Jones has a few theories, some specific to more rural communities, as to why the profession is dwindling.
“Between the calls, the training, the routine exposure that we have with higher cancer rates, we see within the fire service currently, I think that plays a major role,” Jones said. “Here in Meredith the lack of maintaining the younger generation with no immediate job opportunities and high housing cost, we don't see a lot of the young people sticking around.”
The issue has become large enough that the state recently put together a 90-day commission made up of a collection of emergency services stakeholders to find solutions to recruitment problems.
“It isn't the fire service trying to figure out the fire service problem, it's everybody coming together to figure out what we can do better,” Beattie, who is on the commission, explained.
“I think there's a lot of look at the police academy model where they hire you, they send you to the police academy, you come back, you're all trained an you're ready to go,” Beattie said of one potential solution. “The recruit school does this, but it's not a common thing where I hire someone off the street, send them down to recruit school and they come back and they're all trained and ready to go. New Hampshire fire service has never really done that. Usually you come in certified, or at least with the majority of your certifications and then we'll help you through the last of them.”
“One, I think we need to sell, to market ourselves better,” Jones suggested. “Two, I think we need to look at... especially the volunteer and call departments, in what we are offering for wages, and any benefits, I believe that money is certainly an issue and again, time away from the family.”
“I don't think the fire service has advertised itself as well,” Beattie admitted, stating that previously, the department got plenty of applicants after placing just a single ad. “Part of how to fix this is get out into the populations better at different age groups and interest groups and draw that way.”
“We're trying to reach out to the younger generation as well,” Jones said, citing recent efforts by Laconia High School's Huot Career and Technical Center.
“Three years ago we started having meetings with different fire departments, the community college wrapped up in it to see what we can do,” said Dave Warrender, Huot's director. “Right now what we're pursuing is we have a semester long intro to emergency services class. This is something we've never done before. This is specifically targeted at 10th graders.

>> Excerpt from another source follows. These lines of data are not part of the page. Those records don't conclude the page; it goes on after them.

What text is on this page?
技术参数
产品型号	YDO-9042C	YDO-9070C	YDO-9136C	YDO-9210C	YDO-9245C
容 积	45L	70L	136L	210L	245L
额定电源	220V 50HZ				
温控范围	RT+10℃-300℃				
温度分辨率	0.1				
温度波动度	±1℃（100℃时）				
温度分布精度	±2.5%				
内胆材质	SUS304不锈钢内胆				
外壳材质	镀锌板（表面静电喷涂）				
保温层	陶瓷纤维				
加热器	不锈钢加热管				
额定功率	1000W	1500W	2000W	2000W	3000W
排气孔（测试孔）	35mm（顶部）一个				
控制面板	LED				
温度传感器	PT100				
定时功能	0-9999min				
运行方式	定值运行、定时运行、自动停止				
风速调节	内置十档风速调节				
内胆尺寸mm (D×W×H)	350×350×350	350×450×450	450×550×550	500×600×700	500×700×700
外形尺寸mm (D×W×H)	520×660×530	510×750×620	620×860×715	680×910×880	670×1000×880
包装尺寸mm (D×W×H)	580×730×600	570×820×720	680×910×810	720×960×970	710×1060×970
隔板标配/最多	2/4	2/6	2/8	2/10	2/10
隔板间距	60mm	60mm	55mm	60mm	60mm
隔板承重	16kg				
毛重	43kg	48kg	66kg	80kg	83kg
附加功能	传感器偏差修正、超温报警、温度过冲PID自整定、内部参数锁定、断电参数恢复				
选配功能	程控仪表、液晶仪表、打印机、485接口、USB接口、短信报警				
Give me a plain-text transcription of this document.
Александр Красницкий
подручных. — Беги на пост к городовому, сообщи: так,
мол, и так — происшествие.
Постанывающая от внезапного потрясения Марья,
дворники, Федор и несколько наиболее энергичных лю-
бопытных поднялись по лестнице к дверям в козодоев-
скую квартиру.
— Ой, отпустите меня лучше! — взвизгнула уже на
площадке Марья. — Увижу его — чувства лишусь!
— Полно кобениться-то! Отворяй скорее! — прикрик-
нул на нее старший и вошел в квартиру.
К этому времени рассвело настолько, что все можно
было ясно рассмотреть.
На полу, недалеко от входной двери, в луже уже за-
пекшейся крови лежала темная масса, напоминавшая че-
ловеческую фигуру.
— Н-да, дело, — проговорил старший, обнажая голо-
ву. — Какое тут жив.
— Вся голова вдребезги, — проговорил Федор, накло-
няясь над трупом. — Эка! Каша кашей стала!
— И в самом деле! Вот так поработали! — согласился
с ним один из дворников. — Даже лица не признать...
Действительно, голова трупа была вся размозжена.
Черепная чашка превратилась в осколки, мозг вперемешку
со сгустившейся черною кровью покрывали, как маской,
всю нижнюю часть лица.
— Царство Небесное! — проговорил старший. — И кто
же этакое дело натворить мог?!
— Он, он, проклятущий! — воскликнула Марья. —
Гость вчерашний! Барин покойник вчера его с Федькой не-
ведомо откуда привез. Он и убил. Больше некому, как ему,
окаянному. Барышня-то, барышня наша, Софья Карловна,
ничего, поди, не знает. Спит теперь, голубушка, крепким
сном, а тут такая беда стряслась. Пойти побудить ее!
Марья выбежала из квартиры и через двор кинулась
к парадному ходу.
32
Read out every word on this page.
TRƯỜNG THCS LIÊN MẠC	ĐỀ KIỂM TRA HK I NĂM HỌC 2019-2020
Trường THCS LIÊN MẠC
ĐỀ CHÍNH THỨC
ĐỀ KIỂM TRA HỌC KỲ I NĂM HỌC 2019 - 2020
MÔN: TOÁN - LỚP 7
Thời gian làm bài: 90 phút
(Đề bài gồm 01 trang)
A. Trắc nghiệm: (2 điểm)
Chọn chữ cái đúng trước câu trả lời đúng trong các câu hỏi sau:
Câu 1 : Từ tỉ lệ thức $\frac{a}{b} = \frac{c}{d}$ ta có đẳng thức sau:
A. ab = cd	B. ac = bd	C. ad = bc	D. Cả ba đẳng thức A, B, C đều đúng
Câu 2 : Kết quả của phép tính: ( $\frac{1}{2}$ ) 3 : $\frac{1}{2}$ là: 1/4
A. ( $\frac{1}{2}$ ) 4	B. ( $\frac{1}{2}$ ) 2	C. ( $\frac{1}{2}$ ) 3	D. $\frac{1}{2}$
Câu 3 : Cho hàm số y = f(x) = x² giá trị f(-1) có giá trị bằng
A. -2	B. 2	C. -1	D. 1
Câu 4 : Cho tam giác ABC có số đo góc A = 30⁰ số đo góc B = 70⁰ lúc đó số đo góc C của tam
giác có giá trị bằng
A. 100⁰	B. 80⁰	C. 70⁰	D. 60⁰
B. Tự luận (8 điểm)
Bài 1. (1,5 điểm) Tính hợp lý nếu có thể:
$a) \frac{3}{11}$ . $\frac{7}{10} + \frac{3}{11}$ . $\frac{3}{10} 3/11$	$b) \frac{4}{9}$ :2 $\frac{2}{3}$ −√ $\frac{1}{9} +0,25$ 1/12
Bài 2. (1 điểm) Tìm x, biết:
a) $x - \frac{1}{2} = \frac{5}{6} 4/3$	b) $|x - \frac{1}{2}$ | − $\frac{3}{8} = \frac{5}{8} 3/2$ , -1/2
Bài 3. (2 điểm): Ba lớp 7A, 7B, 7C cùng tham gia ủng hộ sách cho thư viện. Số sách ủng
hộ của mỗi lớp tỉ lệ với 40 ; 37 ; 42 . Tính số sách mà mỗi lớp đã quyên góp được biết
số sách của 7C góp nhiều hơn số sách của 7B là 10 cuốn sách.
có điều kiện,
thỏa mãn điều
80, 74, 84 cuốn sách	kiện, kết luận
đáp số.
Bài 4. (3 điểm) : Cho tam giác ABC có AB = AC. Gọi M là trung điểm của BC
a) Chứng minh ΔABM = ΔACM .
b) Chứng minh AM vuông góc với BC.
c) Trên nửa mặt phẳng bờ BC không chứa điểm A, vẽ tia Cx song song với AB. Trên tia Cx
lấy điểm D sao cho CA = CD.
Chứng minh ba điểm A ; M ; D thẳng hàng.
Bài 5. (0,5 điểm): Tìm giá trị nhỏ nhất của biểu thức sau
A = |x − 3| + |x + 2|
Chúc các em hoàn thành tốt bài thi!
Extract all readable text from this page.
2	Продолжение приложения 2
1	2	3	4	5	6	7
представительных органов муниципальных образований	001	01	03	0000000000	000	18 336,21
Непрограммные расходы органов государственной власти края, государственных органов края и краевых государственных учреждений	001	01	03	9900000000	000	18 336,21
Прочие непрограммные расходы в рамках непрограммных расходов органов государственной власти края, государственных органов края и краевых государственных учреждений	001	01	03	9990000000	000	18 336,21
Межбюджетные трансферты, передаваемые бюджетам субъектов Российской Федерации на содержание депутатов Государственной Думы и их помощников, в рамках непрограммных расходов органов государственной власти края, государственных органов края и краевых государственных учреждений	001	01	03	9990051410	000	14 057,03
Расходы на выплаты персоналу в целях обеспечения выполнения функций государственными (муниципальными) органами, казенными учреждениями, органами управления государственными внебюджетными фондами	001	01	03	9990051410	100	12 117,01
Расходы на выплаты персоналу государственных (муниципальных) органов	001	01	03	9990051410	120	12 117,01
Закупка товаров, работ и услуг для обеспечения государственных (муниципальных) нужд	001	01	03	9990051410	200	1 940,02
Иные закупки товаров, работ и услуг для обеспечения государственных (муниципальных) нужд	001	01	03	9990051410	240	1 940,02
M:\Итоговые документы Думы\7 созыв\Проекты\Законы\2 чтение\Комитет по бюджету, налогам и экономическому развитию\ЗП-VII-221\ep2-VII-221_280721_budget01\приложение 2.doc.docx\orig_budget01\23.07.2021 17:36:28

It's a broad overview of all the protective services but with a focus on fire and emergency medicine.”
There is a chance that the center may be able to put together a course that grants some kind of certification, but that appears to further down the road. It's also not likely the high school will offer a course that certifies students as level one firefighters.
“The department of education was kind of steering schools from firefighting,” Warrander said, citing that many of the specific firefighter requirements were considered to be “a bit much” for 17-year-olds.
“We'd like to do EMT basic, but to be candid, we're having a hard time trying to find an EMT basic instructor. It kind of speaks to that same job pipeline.”
Until the committee has completed its work, the exact causes, and potential solutions to the public service will remain murky.
“I don't know what that reason is. I think that part of it is the same workforce problems that a lot of other sectors are facing in terms of recruitment and retention of employees,” said Justin Cutting, director of The Division of Fire Standards and Training and Emergency Medical Services. “Clearly fire and EMS posts, there are some personal dangers to individuals both in the job and the risks in terms of mental health impact over time and cancer-causing agents they are exposed to. But the important thing to point out is that there are a lot things these departments are doing to protect these young men and women and they should still come to what is described by most of us as the best job in the world.”